BARHAM, J., concurs.


[1] Miller likewise gave a written statement, admitting participation in the robbery, but claiming that the defendant Refuge had killed the victim. Miller pleaded guilty to manslaughter and received a 21-year sentence. The State called him as a witness.

[2] Despite the defendant's contention to the contrary (Bill of Exception No. 20), the state established a proper predicate of its surprise and the witness's hostility, so as to permit the impeachment of the present testimony by proof of prior contradictory statements. La.R.S. 15:487, 488; State v. Knox, 236 La. 461, 107 So. 2d 719 (1959). See also La.R.S. 15:277. There is no merit to this bill.

[3] Whether he himself killed the victim, under his confession he is guilty of the murder as occurring during perpetration of the armed robbery. La.R.S. 14:30(2); State v. Hudson, 253 La. 992, 221 So. 2d 484 (1969).

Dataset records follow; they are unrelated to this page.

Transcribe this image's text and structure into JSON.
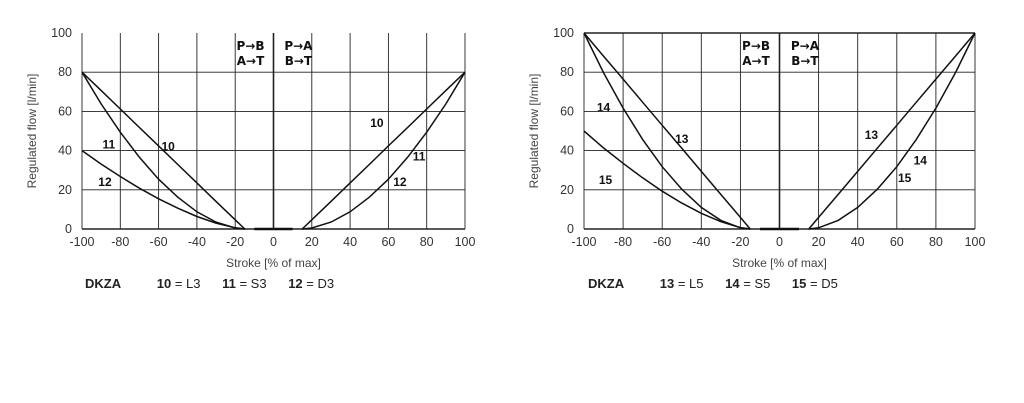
{
  "chart_data": [
    {
      "type": "line",
      "model": "DKZA",
      "xlabel": "Stroke [% of max]",
      "ylabel": "Regulated flow [l/min]",
      "xlim": [
        -100,
        100
      ],
      "ylim": [
        0,
        100
      ],
      "xticks": [
        "-100",
        "-80",
        "-60",
        "-40",
        "-20",
        "0",
        "20",
        "40",
        "60",
        "80",
        "100"
      ],
      "yticks": [
        "0",
        "20",
        "40",
        "60",
        "80",
        "100"
      ],
      "grid": true,
      "flow_labels": {
        "negative": [
          "P→B",
          "A→T"
        ],
        "positive": [
          "P→A",
          "B→T"
        ]
      },
      "legend": [
        {
          "num": "10",
          "eq": " = L3"
        },
        {
          "num": "11",
          "eq": " = S3"
        },
        {
          "num": "12",
          "eq": " = D3"
        }
      ],
      "series": [
        {
          "name": "L3",
          "x": [
            -100,
            -90,
            -80,
            -70,
            -60,
            -50,
            -40,
            -30,
            -20,
            -15
          ],
          "y": [
            80,
            70.6,
            61.2,
            51.8,
            42.4,
            32.9,
            23.5,
            14.1,
            4.7,
            0
          ]
        },
        {
          "name": "S3",
          "x": [
            -100,
            -90,
            -80,
            -70,
            -60,
            -50,
            -40,
            -30,
            -20,
            -15
          ],
          "y": [
            80,
            63.8,
            49.4,
            36.6,
            25.4,
            16.2,
            8.8,
            3.5,
            0.5,
            0
          ]
        },
        {
          "name": "D3",
          "x": [
            -100,
            -90,
            -80,
            -70,
            -60,
            -50,
            -40,
            -30,
            -20,
            -15
          ],
          "y": [
            40,
            33.1,
            26.8,
            20.8,
            15.4,
            10.6,
            6.4,
            3.0,
            0.6,
            0
          ]
        },
        {
          "name": "L3",
          "x": [
            15,
            20,
            30,
            40,
            50,
            60,
            70,
            80,
            90,
            100
          ],
          "y": [
            0,
            4.7,
            14.1,
            23.5,
            32.9,
            42.4,
            51.8,
            61.2,
            70.6,
            80
          ]
        },
        {
          "name": "S3/D3",
          "x": [
            15,
            20,
            30,
            40,
            50,
            60,
            70,
            80,
            90,
            100
          ],
          "y": [
            0,
            0.5,
            3.5,
            8.8,
            16.2,
            25.4,
            36.6,
            49.4,
            63.8,
            80
          ]
        },
        {
          "name": "dead-band",
          "x": [
            -10,
            10
          ],
          "y": [
            0,
            0
          ]
        }
      ],
      "annotations": [
        {
          "text": "11",
          "x": -86,
          "y": 43
        },
        {
          "text": "10",
          "x": -55,
          "y": 42
        },
        {
          "text": "12",
          "x": -88,
          "y": 24
        },
        {
          "text": "10",
          "x": 54,
          "y": 54
        },
        {
          "text": "11",
          "x": 76,
          "y": 37
        },
        {
          "text": "12",
          "x": 66,
          "y": 24
        }
      ]
    },
    {
      "type": "line",
      "model": "DKZA",
      "xlabel": "Stroke [% of max]",
      "ylabel": "Regulated flow [l/min]",
      "xlim": [
        -100,
        100
      ],
      "ylim": [
        0,
        100
      ],
      "xticks": [
        "-100",
        "-80",
        "-60",
        "-40",
        "-20",
        "0",
        "20",
        "40",
        "60",
        "80",
        "100"
      ],
      "yticks": [
        "0",
        "20",
        "40",
        "60",
        "80",
        "100"
      ],
      "grid": true,
      "flow_labels": {
        "negative": [
          "P→B",
          "A→T"
        ],
        "positive": [
          "P→A",
          "B→T"
        ]
      },
      "legend": [
        {
          "num": "13",
          "eq": " = L5"
        },
        {
          "num": "14",
          "eq": " = S5"
        },
        {
          "num": "15",
          "eq": " = D5"
        }
      ],
      "series": [
        {
          "name": "L5",
          "x": [
            -100,
            -90,
            -80,
            -70,
            -60,
            -50,
            -40,
            -30,
            -20,
            -15
          ],
          "y": [
            100,
            88.2,
            76.5,
            64.7,
            52.9,
            41.2,
            29.4,
            17.6,
            5.9,
            0
          ]
        },
        {
          "name": "S5",
          "x": [
            -100,
            -90,
            -80,
            -70,
            -60,
            -50,
            -40,
            -30,
            -20,
            -15
          ],
          "y": [
            100,
            79.8,
            61.7,
            45.7,
            31.8,
            20.3,
            11.0,
            4.4,
            0.6,
            0
          ]
        },
        {
          "name": "D5",
          "x": [
            -100,
            -90,
            -80,
            -70,
            -60,
            -50,
            -40,
            -30,
            -20,
            -15
          ],
          "y": [
            50,
            41.4,
            33.5,
            26.1,
            19.3,
            13.2,
            8.0,
            3.7,
            0.7,
            0
          ]
        },
        {
          "name": "L5",
          "x": [
            15,
            20,
            30,
            40,
            50,
            60,
            70,
            80,
            90,
            100
          ],
          "y": [
            0,
            5.9,
            17.6,
            29.4,
            41.2,
            52.9,
            64.7,
            76.5,
            88.2,
            100
          ]
        },
        {
          "name": "S5/D5",
          "x": [
            15,
            20,
            30,
            40,
            50,
            60,
            70,
            80,
            90,
            100
          ],
          "y": [
            0,
            0.6,
            4.4,
            11.0,
            20.3,
            31.8,
            45.7,
            61.7,
            79.8,
            100
          ]
        },
        {
          "name": "dead-band",
          "x": [
            -10,
            10
          ],
          "y": [
            0,
            0
          ]
        }
      ],
      "annotations": [
        {
          "text": "14",
          "x": -90,
          "y": 62
        },
        {
          "text": "13",
          "x": -50,
          "y": 46
        },
        {
          "text": "15",
          "x": -89,
          "y": 25
        },
        {
          "text": "13",
          "x": 47,
          "y": 48
        },
        {
          "text": "14",
          "x": 72,
          "y": 35
        },
        {
          "text": "15",
          "x": 64,
          "y": 26
        }
      ]
    }
  ]
}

[4] La.C.Cr.P. Art. 921: "A judgment or ruling shall not be reversed by an appellate court on any ground unless in the opinion of the court after an examination of the entire record, it appears that the error complained of has probably resulted in a miscarriage of justice, is prejudicial to the substantial rights of the accused, or constitutes a substantial violation of a constitutional or statutory right."

[5] See State v. Bailey, 261 La. 831, 261 So. 2d 583 (1972) and State v. Gladden, 260 La. 735, 257 So. 2d 388 (1972).

[6] State v. Square, 257 La. 743, 244 So. 2d 200 (1971).